Zijn enorme vijandigheid duurde voort tot aan zijn dood terwijl normaal met fysiek georiënteerde mensen de egotistische woede zich [slechts tijdelijk] opwerpt vanuit een overmaat aan onwetendheid. (Vedabase)


Tekst 14

Uw vader [Virocana], de zoon van Prahlâda, gaf op verzoek van de halfgoden, zijn leven aan hen over, vanwege zijn affiniteit met de tweemaal geborenen, ook al wist hij dat ze zich hadden verkleed als brahmanen.

Uw vader, de zoon van Prahlâda [Virocana], gaf op verzoek van de goddelijken, ondanks het feit dat hij er weet van had dat ze zich hadden verkleed als brahmanen, zijn levensduur eraan vanwege zijn eigen affiniteit met de tweemaal geborenen. (Vedabase)

 

Tekst 15

U zelf nam het dharma in acht gevolgd door de brahmaanse huishouders, uw voorvaderen, de grote helden en andere hoogst verheven en beroemde zielen.

Uw goede zelf ging ook te werk ter wille van het dharma dat werd gevestigd door de huishouders, de brahmanen, uw voorvaderen, de grote helden en anderen hoogst verheven en beroemd. (Vedabase)

  

Tekst 16

Iemand als u vraag Ik om een beetje land.
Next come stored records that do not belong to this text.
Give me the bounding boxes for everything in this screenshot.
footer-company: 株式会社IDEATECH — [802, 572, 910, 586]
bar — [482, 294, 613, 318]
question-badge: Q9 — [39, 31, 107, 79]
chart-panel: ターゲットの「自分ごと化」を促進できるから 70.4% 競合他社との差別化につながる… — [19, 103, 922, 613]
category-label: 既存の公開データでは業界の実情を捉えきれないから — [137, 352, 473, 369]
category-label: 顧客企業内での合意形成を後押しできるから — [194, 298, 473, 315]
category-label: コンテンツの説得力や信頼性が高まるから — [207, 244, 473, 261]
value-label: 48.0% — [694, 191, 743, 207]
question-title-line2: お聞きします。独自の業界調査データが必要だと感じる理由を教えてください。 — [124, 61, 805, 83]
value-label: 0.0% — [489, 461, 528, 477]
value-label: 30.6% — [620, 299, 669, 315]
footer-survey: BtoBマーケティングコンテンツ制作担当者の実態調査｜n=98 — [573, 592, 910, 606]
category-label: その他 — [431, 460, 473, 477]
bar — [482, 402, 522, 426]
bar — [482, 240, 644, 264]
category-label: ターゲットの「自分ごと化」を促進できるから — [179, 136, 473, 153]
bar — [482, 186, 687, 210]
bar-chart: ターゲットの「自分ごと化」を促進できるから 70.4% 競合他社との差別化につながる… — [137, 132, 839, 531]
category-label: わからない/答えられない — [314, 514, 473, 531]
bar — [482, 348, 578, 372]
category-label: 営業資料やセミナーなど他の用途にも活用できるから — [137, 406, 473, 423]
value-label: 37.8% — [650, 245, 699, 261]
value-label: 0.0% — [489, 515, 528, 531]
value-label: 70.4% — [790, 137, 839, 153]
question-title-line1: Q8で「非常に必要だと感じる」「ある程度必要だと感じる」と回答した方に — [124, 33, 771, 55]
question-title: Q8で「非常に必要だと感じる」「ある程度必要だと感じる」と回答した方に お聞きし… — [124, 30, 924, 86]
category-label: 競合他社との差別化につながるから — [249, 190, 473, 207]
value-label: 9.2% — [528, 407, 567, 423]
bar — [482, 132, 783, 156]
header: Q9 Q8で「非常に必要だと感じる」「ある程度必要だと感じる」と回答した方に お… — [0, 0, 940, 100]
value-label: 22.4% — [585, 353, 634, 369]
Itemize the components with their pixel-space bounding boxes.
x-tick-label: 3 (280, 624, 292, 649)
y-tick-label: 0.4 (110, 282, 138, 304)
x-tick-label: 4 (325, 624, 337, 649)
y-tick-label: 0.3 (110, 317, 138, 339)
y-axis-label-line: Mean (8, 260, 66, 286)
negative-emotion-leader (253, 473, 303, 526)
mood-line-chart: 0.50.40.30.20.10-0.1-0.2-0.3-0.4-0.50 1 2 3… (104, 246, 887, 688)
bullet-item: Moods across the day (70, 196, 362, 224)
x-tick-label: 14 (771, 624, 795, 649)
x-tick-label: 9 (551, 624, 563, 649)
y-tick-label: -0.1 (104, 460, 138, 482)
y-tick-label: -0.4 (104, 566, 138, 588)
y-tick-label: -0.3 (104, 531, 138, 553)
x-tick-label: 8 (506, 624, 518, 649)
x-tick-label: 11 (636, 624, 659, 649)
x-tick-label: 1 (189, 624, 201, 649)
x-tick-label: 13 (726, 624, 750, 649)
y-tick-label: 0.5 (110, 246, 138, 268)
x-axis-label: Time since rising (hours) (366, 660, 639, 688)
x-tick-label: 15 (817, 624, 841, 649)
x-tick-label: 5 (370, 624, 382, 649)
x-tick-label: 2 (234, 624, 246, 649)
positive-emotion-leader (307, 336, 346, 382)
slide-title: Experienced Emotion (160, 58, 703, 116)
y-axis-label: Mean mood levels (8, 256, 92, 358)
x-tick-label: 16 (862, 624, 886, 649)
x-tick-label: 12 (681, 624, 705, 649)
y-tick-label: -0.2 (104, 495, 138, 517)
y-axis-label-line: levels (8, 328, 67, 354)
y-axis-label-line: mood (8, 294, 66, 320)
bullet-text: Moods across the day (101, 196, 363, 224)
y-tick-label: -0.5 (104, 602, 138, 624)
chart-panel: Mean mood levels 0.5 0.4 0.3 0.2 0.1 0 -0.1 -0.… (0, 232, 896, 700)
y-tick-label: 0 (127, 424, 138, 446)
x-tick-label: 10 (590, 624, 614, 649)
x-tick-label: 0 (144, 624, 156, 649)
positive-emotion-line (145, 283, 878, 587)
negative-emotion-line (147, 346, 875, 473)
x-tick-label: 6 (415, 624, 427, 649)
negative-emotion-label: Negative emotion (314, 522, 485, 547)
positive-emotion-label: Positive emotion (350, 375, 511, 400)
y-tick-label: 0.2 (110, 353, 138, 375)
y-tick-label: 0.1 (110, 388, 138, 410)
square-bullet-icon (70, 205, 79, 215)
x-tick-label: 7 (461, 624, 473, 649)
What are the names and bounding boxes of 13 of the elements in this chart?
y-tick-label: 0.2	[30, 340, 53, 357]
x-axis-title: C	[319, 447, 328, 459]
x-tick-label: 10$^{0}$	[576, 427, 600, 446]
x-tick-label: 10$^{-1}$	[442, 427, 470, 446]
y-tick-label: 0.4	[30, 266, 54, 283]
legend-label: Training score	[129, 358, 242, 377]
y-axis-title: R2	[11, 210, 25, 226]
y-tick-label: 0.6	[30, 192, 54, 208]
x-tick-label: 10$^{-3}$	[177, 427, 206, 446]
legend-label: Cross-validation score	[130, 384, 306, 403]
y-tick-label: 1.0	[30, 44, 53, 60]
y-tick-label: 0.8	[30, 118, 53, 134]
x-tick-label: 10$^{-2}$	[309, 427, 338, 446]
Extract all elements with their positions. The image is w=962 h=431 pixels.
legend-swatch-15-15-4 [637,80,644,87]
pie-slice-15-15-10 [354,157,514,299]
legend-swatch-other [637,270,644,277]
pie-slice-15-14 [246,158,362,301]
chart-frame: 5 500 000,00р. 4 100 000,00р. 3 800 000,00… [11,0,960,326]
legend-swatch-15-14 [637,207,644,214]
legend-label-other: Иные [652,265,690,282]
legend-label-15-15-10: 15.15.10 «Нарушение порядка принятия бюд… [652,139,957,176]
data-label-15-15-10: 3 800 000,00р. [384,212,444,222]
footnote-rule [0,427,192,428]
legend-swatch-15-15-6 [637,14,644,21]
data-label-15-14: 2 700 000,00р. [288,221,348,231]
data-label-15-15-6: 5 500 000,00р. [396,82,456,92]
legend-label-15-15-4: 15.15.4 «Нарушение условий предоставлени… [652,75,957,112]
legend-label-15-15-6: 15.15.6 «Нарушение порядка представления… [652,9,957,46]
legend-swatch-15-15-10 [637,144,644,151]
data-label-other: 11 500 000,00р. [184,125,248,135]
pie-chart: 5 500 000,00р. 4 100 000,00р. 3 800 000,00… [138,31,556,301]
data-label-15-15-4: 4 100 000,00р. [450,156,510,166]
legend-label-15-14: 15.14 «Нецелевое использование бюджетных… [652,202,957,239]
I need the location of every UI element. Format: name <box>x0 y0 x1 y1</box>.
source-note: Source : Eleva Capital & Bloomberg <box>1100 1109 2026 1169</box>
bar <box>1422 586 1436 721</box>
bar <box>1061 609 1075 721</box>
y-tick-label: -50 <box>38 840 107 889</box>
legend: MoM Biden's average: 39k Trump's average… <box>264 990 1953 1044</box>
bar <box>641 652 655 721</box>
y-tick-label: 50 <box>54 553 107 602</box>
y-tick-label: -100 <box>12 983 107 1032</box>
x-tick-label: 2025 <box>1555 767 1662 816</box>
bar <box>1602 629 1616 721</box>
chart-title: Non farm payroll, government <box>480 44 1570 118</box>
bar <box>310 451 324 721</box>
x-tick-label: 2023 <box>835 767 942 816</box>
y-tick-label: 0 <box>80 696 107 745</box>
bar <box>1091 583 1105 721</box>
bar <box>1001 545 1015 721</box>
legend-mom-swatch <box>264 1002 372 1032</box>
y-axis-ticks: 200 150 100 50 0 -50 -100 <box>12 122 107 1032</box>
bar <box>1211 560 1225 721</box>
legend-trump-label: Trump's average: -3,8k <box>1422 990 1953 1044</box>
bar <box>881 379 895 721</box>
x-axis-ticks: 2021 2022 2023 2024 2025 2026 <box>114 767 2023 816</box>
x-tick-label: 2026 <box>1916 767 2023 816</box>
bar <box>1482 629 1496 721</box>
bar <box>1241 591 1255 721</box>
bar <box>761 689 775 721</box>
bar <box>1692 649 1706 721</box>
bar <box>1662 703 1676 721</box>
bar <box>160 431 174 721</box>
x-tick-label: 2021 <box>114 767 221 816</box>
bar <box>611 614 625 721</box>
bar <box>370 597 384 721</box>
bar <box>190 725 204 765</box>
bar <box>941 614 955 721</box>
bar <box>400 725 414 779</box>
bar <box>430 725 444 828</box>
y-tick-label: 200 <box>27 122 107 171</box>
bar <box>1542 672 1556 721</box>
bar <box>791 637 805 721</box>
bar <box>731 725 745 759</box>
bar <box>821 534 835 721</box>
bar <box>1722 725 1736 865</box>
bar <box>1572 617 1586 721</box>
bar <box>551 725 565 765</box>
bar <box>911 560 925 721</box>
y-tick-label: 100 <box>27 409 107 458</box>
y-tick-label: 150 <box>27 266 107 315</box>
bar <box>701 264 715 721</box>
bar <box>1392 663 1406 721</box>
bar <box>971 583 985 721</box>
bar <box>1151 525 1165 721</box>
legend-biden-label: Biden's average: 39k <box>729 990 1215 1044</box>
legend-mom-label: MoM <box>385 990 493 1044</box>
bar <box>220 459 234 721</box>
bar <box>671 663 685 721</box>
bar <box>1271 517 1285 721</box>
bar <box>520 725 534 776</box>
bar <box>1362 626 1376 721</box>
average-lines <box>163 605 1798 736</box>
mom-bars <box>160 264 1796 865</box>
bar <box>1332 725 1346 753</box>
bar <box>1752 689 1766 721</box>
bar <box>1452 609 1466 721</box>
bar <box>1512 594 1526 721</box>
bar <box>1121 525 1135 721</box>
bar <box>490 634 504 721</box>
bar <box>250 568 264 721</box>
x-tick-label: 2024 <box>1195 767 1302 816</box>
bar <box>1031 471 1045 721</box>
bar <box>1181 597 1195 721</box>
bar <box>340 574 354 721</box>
O Koning van de Daitya's die zo gul in zijn liefdadigheid kan zijn, Ik vraag u om drie passen land afgemeten aan de maat van Mijn voetstappen.

Van een dergelijke persoon, van Uwe Majesteit, vraag ik een beetje land; van hem die zo gul van liefdadigheid kan zijn vraag Ik drie passen, o Daitya Koning, naar de maat van Mijn voetstap.(Vedabase)

 

Tekst 17

Ik verlang verder niets van u, o vrijgevige Koning, o heerser van het universum. Moge de geschoolde ziel geen gebrek lijden en zoveel aan donaties ontvangen als hij nodig heeft.'

Er is verder niets dat Ik van u verlang, o Koning zo vrijgevig, o Beheerser van het Universum, moge hij die van de geleerdheid is geen gebrek lijden en zoveel aan donaties in ontvangst nemen als hij nodig heeft.' (Vedabase)

  

Tekst 18

S'rî Bali zei: 'Helaas, o brahmanenkind, Uw woorden klinken dan misschien goed in de oren van de geleerden en de ouderen, maar als een jongen die er niet op uit is om eisen te stellen,  bent U zich niet geheel bewust van wat er bij Uw eigenbelang komt kijken.

S'rî Bali zei: 'Helaas o kind der brahmanen, Uw woorden worden weliswaar verwelkomt door de geleerden en de ouderen, maar als een jongen niet gebrand op het beslag leggen ter wille van Uw eigenbelang bent U zich niet geheel bewust van wat er allemaal nodig is. (Vedabase)

 

Tekst 19

Het is voor degene die met mooie woorden mij gunstig stemt, ik, de enige ware meester van de hele wereld, niet bijster intelligent om drie passen land te vragen als ik een heel continent te bieden heb!

Het is voor hem die met mooie woorden zich inzet voor het gunstig stemmen van mij, de enige ware meester van de hele wereld, niet bijster intelligent om drie passen te vragen, daar ik U een heel continent kan bieden! (Vedabase)

 

Tekst 20

Als iemand mij eenmaal benaderd heeft, verdient hij het niet om nogmaals te moeten bedelen. Neem, o kleine brahmacârî, daarom van mij naar wens, wat U ook maar nodig denkt te hebben.'

Niemand die mij ooit benaderde verdient het om nogmaals te moeten bedelen en neem derhalve, o kleine brahmacârî, van mij naar gelang Uw wensen wat U ook maar nodig denkt te hebben.' (Vedabase)

 

Tekst 21

De Allerhoogste Heer zei: 'Al de zinsobjecten die het iemand in deze drie werelden naar de zin kunnen maken, zijn tezamen niet in staat om de persoon tevreden te stellen die zijn zinnen niet in bedwang heeft, o Koning [zie ook 5.5: 4].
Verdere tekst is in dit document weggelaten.